AlGaN/GaN high electron mobility transistors (HEMTs) were used to sense the binding between double stranded DNA (dsDNA) and the severe acute respiratory syndrome coronavirus (SARS-CoV) nucleocapsid protein (N protein). The sensing signals were the drain current change of the HEMTs induced by the protein-dsDNA binding. Binding-site models using surface coverage ratios were utilized to analyze the signals from the HEMT-based sensors to extract the dissociation constants and predict the number of binding sites. Two dissociation constants, K D1 = 0.0955 nM, K D2 = 51.23 nM, were obtained by fitting the experimental results into the two-binding-site model. The result shows that this technique is more competitive than isotope-labeling electrophoretic mobility shift assay (EMSA). We demonstrated that AlGaN/GaN HEMTs were highly potential in constructing a semiconductor-based-sensor binding assay to extract the dissociation constants of nucleotide-protein interaction.

AlGaN/GaN high electron mobility transistors for protein-peptide binding affinity study.

Antibody-immobilized AlGaN/GaN high electron mobility transistors (HEMTs) were used to detect a short peptide consisting of 20 amino acids. One-binding-site model and two-binding-site model were used for the analysis of the electrical signals, revealing the number of binding sites on an antibody and the dissociation constants between the antibody and the short peptide. In the binding-site models, the surface coverage ratio of the short peptide on the sensor surface is relevant to the electrical signals resulted from the peptide-antibody binding on the HEMTs. Two binding sites on an antibody were observed and two dissociation constants, 4.404×10(-11) M and 1.596×10(-9) M, were extracted from the binding-site model through the analysis of the surface coverage ratio of the short peptide on the sensor surface. We have also shown that the conventional method to extract the dissociation constant from the linear regression of curve-fitting with Langmuir isotherm equation may lead to an incorrect information if the receptor has more than one binding site for the ligand. The limit of detection (LOD) of the sensor observed in the experimental result (~10 pM of the short peptide) is very close to the LOD (around 2.7-3.4 pM) predicted from the value of the smallest dissociation constants. The sensitivity of the sensor is not only dependent on the transistors, but also highly relies on the affinity of the ligand-receptor pair. The results demonstrate that the AlGaN/GaN HEMTs cannot only be used for biosensors, but also for the biological affinity study.

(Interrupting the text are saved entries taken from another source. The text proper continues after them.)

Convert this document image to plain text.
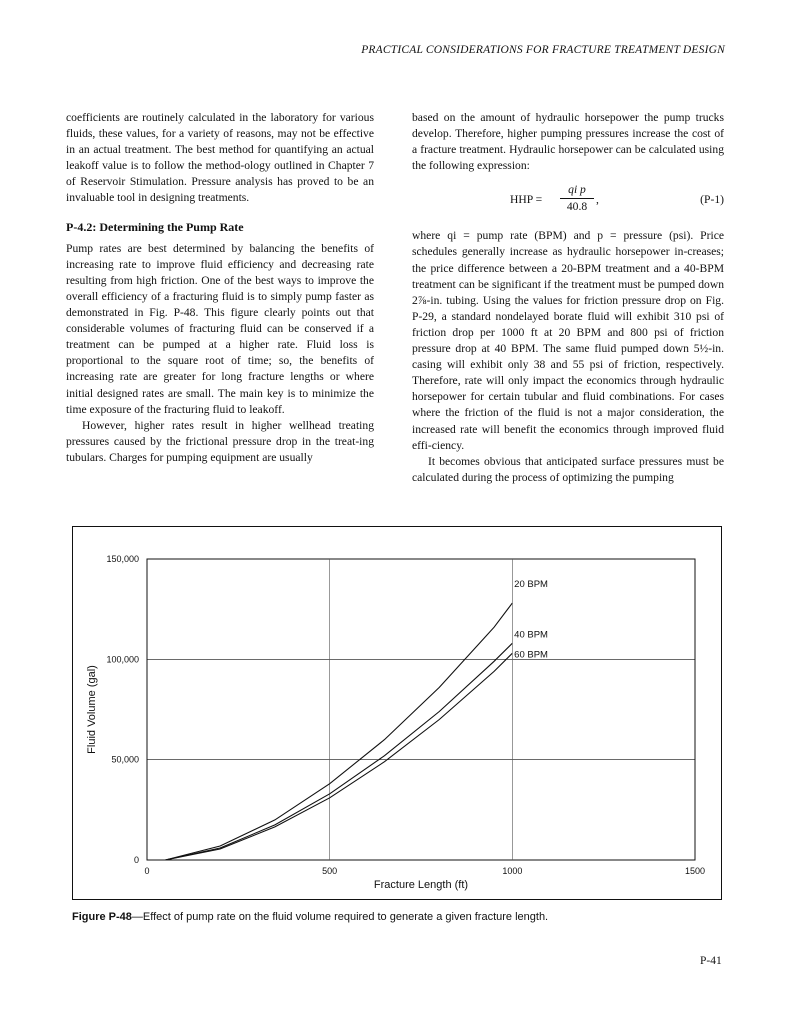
PRACTICAL CONSIDERATIONS FOR FRACTURE TREATMENT DESIGN

coefficients are routinely calculated in the laboratory for various fluids, these values, for a variety of reasons, may not be effective in an actual treatment. The best method for quantifying an actual leakoff value is to follow the method-ology outlined in Chapter 7 of Reservoir Stimulation. Pressure analysis has proved to be an invaluable tool in designing treatments.

P-4.2: Determining the Pump Rate

Pump rates are best determined by balancing the benefits of increasing rate to improve fluid efficiency and decreasing rate resulting from high friction. One of the best ways to improve the overall efficiency of a fracturing fluid is to simply pump faster as demonstrated in Fig. P-48. This figure clearly points out that considerable volumes of fracturing fluid can be conserved if a treatment can be pumped at a higher rate. Fluid loss is proportional to the square root of time; so, the benefits of increasing rate are greater for long fracture lengths or where initial designed rates are small. The main key is to minimize the time exposure of the fracturing fluid to leakoff.

However, higher rates result in higher wellhead treating pressures caused by the frictional pressure drop in the treat-ing tubulars. Charges for pumping equipment are usually

based on the amount of hydraulic horsepower the pump trucks develop. Therefore, higher pumping pressures increase the cost of a fracture treatment. Hydraulic horsepower can be calculated using the following expression:

HHP = $\frac{\text{qi p}}{40.8}$ ,	(P-1)

where qi = pump rate (BPM) and p = pressure (psi). Price schedules generally increase as hydraulic horsepower in-creases; the price difference between a 20-BPM treatment and a 40-BPM treatment can be significant if the treatment must be pumped down 2⅞-in. tubing. Using the values for friction pressure drop on Fig. P-29, a standard nondelayed borate fluid will exhibit 310 psi of friction drop per 1000 ft at 20 BPM and 800 psi of friction pressure drop at 40 BPM. The same fluid pumped down 5½-in. casing will exhibit only 38 and 55 psi of friction, respectively. Therefore, rate will only impact the economics through hydraulic horsepower for certain tubular and fluid combinations. For cases where the friction of the fluid is not a major consideration, the increased rate will benefit the economics through improved fluid effi-ciency.

It becomes obvious that anticipated surface pressures must be calculated during the process of optimizing the pumping

0
50,000
100,000
150,000
0	500	1000	1500
Fracture Length (ft)
Fluid Volume (gal)
20 BPM
40 BPM
60 BPM
Figure P-48—Effect of pump rate on the fluid volume required to generate a given fracture length.
P-41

Detection of Severe Acute Respiratory Syndrome (SARS) Coronavirus Nucleocapsid Protein Using AlGaN/GaN High Electron Mobility Transistors.

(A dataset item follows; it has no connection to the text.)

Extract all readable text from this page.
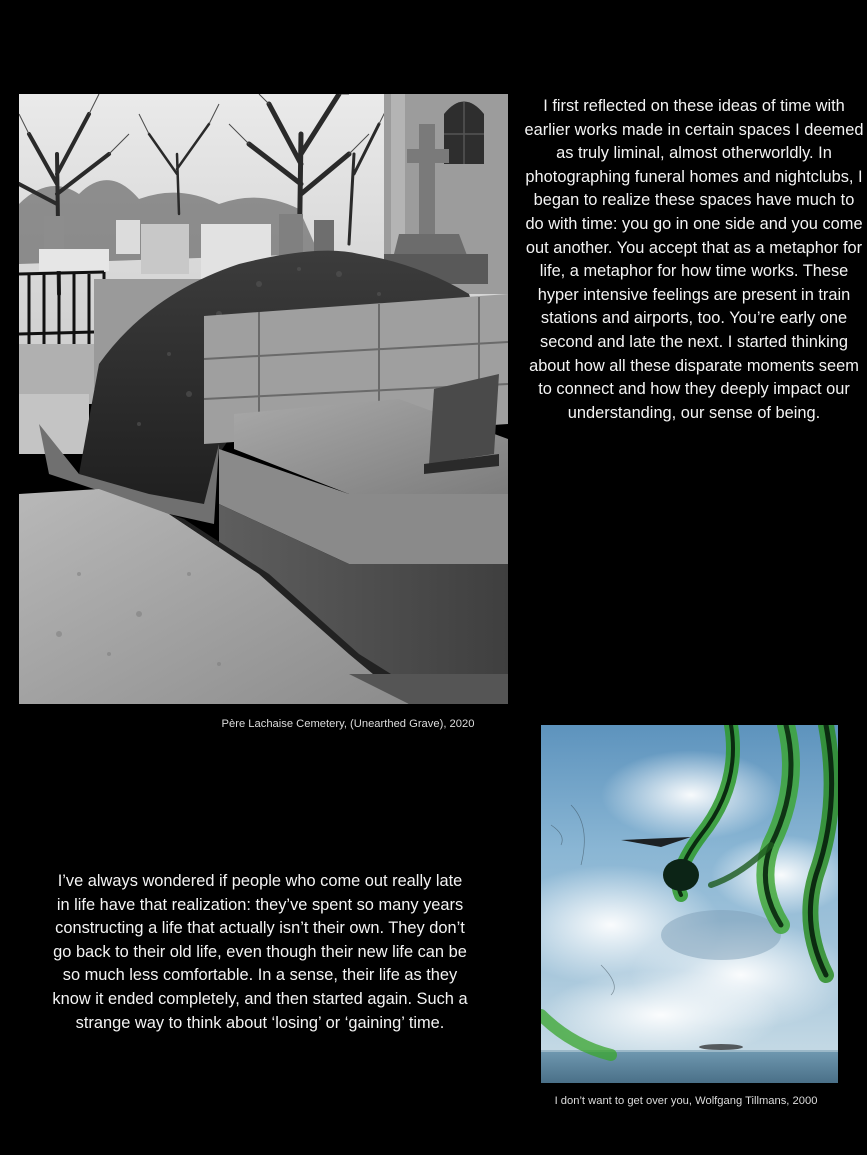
Père Lachaise Cemetery, (Unearthed Grave), 2020

I first reflected on these ideas of time with earlier works made in certain spaces I deemed as truly liminal, almost otherworldly. In photographing funeral homes and nightclubs, I began to realize these spaces have much to do with time: you go in one side and you come out another. You accept that as a metaphor for life, a metaphor for how time works. These hyper intensive feelings are present in train stations and airports, too. You’re early one second and late the next. I started thinking about how all these disparate moments seem to connect and how they deeply impact our understanding, our sense of being.

I’ve always wondered if people who come out really late in life have that realization: they’ve spent so many years constructing a life that actually isn’t their own. They don’t go back to their old life, even though their new life can be so much less comfortable. In a sense, their life as they know it ended completely, and then started again. Such a strange way to think about ‘losing’ or ‘gaining’ time.

I don’t want to get over you, Wolfgang Tillmans, 2000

AlGaN/GaN high electron mobility transistors (HEMTs) were used to detect the SARS coronavirus (SARS-CoV) nucleocapsid protein interaction without fluorescent labeling. The detection limit in our system was approximately 0.003 nM of protein sample. Our result showed that this technique was more competitive than isotope-labeling EMSA. We demonstrated AlGaN/GaN was highly potential in constructing a semiconductor-based-sensor binding assay to extract the dissociation constants of nucleic acid-protein interaction.